Al contrario, i suoi testi e le sue canzoni sono come un libro da cui si può imparare ancora molto, specie per le attuali generazioni, se lo si ascolta nel verso giusto. Perché, come dice nella sua canzone intitolata “Eskimo”, è sempre meglio avere “la rivolta fra le dita, anche se di soldi in tasca niente si ha”.
E oggi, quella domanda che ponesti nel testo di una “Canzone per un’amica” – “Vorrei sapere a che cosa è servito / vivere, amare, soffrire, / spendere tutti i tuoi giorni passati / se presto hai dovuto partire” – ritorna anche per te. E la risposta è una sola. E’ servito che tu ci fossi, perché ciò che ci lasci è più di quanto tu abbia pensato di dare.
E, allora, buon viaggio Francesco. Che quel Dio, che non hai trovato nelle chiese e nella religione, ma solo nella musica e nell’arte, ti possa accogliere fra le sue braccia!

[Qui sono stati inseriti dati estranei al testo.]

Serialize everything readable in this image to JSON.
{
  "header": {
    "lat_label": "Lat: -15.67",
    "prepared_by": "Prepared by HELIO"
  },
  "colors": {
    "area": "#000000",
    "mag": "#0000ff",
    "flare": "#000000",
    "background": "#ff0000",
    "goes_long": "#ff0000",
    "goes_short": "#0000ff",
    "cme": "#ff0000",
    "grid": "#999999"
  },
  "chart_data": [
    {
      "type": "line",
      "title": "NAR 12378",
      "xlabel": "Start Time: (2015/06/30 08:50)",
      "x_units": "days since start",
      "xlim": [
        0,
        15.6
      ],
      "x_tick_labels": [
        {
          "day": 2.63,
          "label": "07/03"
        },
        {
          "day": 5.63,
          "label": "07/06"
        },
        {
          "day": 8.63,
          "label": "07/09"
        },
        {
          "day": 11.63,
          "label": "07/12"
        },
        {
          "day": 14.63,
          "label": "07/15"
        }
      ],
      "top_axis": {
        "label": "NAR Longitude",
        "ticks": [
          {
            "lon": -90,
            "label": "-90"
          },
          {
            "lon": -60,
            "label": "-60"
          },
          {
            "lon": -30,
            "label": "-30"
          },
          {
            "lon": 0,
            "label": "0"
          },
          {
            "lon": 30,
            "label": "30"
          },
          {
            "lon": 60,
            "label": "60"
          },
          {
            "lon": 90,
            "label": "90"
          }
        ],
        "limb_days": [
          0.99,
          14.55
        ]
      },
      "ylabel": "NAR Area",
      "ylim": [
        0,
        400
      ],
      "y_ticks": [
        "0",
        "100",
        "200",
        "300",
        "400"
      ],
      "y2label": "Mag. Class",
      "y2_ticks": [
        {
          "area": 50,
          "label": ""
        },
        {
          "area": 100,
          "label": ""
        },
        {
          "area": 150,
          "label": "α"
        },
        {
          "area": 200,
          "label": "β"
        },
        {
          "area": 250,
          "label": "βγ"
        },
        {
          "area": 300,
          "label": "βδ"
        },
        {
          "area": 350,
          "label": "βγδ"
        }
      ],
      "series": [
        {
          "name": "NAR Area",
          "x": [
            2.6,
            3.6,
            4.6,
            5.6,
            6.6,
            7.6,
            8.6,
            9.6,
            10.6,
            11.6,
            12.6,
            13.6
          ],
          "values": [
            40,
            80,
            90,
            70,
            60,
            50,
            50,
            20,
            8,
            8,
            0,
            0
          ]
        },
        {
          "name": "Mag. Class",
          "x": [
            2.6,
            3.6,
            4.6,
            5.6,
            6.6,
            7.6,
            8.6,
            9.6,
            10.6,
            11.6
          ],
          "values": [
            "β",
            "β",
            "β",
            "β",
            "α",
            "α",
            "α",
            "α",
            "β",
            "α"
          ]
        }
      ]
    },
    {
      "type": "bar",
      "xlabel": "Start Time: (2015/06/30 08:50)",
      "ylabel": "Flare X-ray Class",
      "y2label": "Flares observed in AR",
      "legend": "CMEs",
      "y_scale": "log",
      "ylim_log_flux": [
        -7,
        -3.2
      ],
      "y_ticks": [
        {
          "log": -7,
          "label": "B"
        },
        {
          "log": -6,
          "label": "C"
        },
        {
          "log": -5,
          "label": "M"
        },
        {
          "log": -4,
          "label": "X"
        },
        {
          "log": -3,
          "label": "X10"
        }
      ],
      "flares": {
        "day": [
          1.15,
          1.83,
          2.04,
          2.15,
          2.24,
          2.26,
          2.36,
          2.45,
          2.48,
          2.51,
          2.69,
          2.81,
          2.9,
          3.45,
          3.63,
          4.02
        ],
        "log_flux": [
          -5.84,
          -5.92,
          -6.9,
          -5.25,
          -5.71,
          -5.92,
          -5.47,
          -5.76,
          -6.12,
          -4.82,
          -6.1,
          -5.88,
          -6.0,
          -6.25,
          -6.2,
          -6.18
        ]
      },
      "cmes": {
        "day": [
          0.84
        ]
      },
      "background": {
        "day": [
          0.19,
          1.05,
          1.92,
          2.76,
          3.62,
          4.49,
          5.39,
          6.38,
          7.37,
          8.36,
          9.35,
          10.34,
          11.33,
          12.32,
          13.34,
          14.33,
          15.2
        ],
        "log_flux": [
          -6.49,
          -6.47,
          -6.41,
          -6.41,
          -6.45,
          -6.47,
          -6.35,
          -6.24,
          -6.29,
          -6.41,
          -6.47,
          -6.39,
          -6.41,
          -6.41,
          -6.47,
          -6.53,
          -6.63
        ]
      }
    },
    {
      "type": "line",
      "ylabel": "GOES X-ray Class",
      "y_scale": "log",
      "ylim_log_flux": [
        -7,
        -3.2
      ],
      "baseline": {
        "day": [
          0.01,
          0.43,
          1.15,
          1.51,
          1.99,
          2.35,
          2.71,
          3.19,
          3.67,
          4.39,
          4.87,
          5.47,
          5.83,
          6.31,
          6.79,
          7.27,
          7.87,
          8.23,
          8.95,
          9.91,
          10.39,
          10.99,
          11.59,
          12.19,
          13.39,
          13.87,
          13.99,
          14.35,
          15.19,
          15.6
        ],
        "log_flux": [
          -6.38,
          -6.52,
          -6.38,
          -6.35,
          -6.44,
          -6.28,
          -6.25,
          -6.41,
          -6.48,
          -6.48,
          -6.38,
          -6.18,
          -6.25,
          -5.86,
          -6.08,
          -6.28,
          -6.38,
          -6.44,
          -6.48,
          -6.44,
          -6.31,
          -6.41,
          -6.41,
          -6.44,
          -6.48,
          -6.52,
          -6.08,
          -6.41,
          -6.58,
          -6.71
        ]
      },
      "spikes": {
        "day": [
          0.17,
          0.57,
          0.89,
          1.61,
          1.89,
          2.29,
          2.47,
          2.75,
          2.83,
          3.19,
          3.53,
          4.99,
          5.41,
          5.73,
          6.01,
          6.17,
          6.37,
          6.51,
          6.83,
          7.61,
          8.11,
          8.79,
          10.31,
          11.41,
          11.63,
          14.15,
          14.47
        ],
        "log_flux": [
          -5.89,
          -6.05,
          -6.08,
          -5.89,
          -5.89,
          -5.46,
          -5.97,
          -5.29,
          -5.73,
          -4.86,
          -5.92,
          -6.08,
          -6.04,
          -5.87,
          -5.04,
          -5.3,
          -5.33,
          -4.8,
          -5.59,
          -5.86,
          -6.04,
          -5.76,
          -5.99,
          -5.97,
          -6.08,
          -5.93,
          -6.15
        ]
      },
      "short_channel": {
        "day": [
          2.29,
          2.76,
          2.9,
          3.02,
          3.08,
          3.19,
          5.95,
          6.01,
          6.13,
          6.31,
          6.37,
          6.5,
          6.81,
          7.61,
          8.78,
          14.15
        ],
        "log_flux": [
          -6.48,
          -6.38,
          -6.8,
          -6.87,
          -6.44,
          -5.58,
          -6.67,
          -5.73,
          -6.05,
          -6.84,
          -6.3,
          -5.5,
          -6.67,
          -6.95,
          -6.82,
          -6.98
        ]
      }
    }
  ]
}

A Lui potrai cantare una tua bella canzone dal titolo “L’albero e io”:
Quando il mio ultimo giorno verrà
dopo il mio ultimo sguardo sul mondo
non voglio pietra su questo mio corpo
perché pesante mi sembrerà
cercate un albero giovane e forte
quello sarà il posto mio
voglio tornare anche dopo la morte
sotto quel cielo che chiaman di Dio
Ed in inverno nel lungo riposo
ancora vivo alla pianta vicino
come dormendo starò fiducioso
del mio risveglio in un qualche mattino
e a primavera fra mille richiami
ancora vivi saremo di nuovo
e innalzerò le mie dita di rami
verso quel cielo così misterioso
ed in estate se il vento raccoglie
l’invito fatto da ogni gemma fiorita
sventoleremo bandiere di foglie
e canteremo canzoni di vita
e così assieme vivremo in eterno
qua sulla terra,
l’albero e io, sempre svettanti in estate e in inverno
contro quel cielo che dicon di DIO.
di Michele Illiceto




Un articolo davvero bello, scritto con il cuore. Guccini non è stato soltanto un grande cantautore, ma una voce che ha accompagnato tanti di noi nel riflettere sulla vita, sulla libertà e sul senso delle cose. Le sue canzoni continueranno a parlare anche alle nuove generazioni. Grazie per questo ricordo.